Tom Of Finland est-il un artiste Pop ? Comment dépasser l’audience originelle de Tom Of Finland ?
Oh oui, c’est un artiste pop qui a très largement dépassé son auditoire sexuel du début. D’abord, Tashen a fait un immense travail de popularisation de ses dessins. A force de montrer un travail érotique comme s’il s’agissait de l’art populaire, ça devient de l’art populaire. Et puis, il y a quelque chose qui est important dans la vision de Tom. Avant, ses nus avec ces sexes immenses paraissaient osés. Aujourd’hui, c’est une forme d’érotisme qui est tellement connue à travers le monde que cela devient plus réel. C’est comme tous les comics qui exagèrent les attributs des héros et après on voit que les gens copient ces héros – et y parviennent. N’oublions pas les premiers T-shirts de Vivienne Westwood pour la boutique Seditionariesde la fin des années 70 avec un dessin de Tom montrant deux cowboys. C’était le point de jonction entre l’underground gay et le punk. A partir de là…
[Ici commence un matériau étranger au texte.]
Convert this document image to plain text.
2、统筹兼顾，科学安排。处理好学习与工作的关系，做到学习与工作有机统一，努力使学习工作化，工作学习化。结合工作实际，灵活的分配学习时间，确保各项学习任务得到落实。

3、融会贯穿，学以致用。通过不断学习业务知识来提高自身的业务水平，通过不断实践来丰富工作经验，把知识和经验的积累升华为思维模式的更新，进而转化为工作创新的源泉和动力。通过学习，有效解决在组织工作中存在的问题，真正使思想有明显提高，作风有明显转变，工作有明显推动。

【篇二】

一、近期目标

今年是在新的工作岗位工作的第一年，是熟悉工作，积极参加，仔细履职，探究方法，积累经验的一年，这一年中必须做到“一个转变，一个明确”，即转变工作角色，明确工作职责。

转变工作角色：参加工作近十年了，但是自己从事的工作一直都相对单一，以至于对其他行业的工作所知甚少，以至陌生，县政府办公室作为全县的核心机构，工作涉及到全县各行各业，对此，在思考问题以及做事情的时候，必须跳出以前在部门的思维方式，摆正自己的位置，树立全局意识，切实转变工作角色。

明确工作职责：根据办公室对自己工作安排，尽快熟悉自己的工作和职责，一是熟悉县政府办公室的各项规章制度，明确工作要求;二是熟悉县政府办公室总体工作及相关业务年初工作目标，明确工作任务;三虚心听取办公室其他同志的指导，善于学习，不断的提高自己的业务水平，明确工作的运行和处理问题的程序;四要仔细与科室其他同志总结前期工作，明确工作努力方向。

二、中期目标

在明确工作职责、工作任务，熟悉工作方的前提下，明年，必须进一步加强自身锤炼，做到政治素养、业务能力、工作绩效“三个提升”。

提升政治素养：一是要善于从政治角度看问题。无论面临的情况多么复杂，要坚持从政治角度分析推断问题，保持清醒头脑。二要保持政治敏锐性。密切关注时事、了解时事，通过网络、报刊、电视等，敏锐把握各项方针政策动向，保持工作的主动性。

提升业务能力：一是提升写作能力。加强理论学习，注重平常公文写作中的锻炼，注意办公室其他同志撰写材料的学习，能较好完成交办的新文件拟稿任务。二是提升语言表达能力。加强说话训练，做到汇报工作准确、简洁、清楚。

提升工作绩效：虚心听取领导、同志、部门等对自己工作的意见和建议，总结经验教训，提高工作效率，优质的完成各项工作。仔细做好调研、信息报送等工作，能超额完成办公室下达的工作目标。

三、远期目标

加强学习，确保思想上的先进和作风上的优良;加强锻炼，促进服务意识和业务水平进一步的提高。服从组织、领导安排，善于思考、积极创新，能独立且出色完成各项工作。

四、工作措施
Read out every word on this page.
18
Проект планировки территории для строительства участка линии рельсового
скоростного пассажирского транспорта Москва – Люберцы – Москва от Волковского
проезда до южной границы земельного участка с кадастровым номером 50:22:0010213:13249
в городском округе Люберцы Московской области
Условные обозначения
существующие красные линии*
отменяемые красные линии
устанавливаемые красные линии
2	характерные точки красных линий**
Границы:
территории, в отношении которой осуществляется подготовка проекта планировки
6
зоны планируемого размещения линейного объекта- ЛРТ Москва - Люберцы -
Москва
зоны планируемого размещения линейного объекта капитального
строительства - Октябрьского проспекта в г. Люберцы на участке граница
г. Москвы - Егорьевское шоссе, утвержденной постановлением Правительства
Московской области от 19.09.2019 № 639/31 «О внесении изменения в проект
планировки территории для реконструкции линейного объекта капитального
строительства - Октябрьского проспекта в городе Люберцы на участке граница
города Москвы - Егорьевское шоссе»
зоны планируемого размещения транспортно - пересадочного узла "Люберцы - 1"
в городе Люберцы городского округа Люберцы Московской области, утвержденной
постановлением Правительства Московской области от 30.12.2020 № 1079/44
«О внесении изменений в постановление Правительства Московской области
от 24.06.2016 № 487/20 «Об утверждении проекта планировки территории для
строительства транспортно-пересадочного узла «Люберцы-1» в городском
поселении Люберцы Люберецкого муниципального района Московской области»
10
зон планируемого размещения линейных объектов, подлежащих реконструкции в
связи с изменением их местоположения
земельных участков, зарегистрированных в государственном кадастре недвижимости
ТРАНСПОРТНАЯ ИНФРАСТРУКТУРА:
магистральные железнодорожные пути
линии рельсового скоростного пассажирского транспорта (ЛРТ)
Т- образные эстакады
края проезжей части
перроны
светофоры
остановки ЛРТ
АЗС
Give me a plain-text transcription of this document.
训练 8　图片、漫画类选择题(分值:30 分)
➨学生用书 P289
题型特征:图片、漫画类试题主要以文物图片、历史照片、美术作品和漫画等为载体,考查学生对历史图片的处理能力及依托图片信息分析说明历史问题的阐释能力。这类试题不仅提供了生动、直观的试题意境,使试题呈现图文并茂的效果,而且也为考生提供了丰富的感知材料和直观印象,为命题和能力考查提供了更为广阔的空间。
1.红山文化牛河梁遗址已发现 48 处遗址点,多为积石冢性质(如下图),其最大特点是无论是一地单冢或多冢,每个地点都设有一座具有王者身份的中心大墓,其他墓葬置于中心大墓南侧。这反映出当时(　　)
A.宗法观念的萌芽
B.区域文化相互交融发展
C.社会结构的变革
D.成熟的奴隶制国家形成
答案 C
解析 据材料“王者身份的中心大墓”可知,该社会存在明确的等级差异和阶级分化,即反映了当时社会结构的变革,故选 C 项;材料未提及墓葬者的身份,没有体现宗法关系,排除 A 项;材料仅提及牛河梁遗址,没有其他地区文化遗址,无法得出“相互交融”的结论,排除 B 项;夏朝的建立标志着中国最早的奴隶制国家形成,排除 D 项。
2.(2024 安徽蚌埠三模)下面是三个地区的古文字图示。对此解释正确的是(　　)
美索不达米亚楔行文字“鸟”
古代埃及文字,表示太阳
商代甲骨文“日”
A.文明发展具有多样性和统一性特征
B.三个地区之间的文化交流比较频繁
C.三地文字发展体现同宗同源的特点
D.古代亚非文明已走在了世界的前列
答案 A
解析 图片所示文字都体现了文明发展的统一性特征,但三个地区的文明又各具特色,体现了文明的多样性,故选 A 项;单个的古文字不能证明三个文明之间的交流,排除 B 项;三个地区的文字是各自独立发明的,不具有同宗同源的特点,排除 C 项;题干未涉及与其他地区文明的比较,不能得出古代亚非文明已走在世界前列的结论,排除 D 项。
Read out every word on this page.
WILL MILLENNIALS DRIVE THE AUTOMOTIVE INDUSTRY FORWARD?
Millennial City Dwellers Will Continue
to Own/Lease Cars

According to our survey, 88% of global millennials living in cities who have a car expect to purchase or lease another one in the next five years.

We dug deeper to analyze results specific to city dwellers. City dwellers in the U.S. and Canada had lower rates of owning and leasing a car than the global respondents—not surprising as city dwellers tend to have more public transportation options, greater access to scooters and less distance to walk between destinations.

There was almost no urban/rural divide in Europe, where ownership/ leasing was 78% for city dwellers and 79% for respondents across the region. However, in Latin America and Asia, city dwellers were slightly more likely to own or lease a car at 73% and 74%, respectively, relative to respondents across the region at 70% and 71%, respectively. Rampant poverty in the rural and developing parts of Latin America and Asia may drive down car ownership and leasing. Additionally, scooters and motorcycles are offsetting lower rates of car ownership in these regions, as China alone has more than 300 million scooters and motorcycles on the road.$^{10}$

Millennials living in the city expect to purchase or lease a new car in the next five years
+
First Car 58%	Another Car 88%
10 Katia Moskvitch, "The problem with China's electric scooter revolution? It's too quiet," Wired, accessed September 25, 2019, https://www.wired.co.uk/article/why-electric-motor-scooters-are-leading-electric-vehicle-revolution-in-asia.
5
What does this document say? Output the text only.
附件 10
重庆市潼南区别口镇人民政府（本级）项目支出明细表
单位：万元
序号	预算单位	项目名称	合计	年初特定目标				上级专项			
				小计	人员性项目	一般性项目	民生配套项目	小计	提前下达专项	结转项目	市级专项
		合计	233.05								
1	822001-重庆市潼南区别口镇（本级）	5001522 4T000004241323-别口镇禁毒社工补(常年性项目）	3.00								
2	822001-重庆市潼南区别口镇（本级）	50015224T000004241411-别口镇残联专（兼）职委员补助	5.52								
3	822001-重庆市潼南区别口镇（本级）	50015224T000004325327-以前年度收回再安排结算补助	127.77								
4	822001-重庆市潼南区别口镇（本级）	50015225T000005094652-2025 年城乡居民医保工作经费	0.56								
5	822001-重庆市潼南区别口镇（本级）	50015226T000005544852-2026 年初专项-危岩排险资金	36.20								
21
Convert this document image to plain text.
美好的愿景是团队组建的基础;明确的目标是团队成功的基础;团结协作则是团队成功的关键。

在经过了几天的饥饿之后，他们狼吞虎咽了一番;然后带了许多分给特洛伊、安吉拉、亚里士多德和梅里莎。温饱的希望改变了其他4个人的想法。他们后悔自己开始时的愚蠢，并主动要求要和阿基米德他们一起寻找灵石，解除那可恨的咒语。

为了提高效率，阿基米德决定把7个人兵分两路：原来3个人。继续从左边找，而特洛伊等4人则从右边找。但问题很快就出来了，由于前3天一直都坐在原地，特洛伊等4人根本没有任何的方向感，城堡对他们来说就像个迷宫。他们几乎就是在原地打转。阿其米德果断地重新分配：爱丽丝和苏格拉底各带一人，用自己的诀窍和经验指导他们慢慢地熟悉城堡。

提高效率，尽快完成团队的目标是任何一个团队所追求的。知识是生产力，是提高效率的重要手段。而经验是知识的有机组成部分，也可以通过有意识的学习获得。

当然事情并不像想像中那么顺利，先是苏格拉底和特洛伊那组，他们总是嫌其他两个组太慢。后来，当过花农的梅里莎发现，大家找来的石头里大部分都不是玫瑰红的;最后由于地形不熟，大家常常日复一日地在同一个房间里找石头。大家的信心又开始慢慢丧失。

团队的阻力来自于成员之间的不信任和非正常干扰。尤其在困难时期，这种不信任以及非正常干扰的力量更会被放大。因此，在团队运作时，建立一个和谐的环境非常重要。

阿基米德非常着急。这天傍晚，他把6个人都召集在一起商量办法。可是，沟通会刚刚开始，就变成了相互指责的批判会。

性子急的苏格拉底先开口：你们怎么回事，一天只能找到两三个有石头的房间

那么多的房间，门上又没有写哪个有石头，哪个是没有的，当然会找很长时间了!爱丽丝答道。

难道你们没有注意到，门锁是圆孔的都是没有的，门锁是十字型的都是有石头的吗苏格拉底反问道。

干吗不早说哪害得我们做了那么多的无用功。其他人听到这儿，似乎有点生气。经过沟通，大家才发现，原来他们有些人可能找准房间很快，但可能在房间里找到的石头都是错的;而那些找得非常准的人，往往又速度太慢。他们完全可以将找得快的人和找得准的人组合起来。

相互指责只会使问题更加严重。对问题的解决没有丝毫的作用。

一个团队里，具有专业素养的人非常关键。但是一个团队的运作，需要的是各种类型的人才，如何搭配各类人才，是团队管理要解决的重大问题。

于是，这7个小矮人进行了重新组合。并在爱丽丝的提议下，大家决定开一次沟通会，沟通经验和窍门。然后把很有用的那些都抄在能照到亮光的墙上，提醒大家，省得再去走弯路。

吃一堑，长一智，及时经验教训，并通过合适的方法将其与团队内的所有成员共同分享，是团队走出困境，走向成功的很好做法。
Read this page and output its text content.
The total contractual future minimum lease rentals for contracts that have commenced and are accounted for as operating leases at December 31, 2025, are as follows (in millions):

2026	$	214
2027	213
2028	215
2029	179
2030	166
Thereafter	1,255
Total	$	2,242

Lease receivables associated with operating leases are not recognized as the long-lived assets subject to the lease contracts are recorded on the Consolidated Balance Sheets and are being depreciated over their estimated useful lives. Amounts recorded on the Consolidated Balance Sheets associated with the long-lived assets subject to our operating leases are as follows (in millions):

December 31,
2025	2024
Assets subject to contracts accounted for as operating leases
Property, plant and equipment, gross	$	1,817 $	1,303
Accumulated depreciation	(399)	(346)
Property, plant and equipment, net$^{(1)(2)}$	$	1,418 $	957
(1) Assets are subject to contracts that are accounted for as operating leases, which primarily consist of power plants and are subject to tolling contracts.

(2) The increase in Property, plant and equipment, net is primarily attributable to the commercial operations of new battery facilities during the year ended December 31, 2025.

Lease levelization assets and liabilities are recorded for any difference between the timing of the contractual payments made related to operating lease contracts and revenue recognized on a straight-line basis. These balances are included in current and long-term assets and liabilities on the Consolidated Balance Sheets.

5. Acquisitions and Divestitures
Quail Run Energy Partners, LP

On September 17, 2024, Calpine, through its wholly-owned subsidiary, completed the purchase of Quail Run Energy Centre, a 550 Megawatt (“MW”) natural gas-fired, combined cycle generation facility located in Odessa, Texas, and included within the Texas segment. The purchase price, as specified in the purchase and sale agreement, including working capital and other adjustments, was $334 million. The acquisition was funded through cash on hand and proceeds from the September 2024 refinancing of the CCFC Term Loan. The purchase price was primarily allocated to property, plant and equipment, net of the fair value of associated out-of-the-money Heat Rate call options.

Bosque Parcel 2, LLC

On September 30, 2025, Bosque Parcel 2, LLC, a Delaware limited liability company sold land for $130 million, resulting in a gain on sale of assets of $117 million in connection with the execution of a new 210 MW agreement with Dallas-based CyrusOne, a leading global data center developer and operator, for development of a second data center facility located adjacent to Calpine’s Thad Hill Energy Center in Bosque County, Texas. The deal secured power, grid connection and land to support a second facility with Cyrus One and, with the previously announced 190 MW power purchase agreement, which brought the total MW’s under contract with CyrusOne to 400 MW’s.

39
L’œuvre de Tom of Finland a été très controversée, notamment à la fin des années 1950. Le journal Physique Pictorial lui a même suggéré d’adopter ce pseudonyme… Pour vous, Tom a-t-il été une amorce culturelle et lumineuse pour une nouvelle libération d’expression ?
Oui, il a rendu populaires beaucoup d’idées liées à la culture gay : le nu d’abord, le côté SM et cuir, les fantasmes gays, une sexualité heureuse, une obsession du physique, et ensuite la présence des Noirs, ou sa manière de promotionner le préservatif. Je veux dire par là que Tom a initié, accompagné et vulgarisé les secrets de la culture gay. C’est un ambassadeur et il n’y a rien de plus universel que le dessin et la photographie pour faire comprendre une idée. Tom répondait aussi à des commandes, c’est ainsi que je lui ai commandé trois dessins en 1982. Tout le monde pouvait lui commander un ou plusieurs dessins (qui étaient assez chers) et il se pliait assez volontiers aux demandes : il pouvait faire un dessin soft, un dessin hard, un dessin promotionnel pour un bar ou un T-shirt. Mais il reste beaucoup de choses de Tom qui restent encore secrètes. Par exemple, je suis un grand fan de ses dessins en couleurs qui, à mon avis, ne sont pas assez connus.
Pensez-vous que les hommes toutes sexualités confondues peuvent s’identifier aux personnages de Tom of Finland ?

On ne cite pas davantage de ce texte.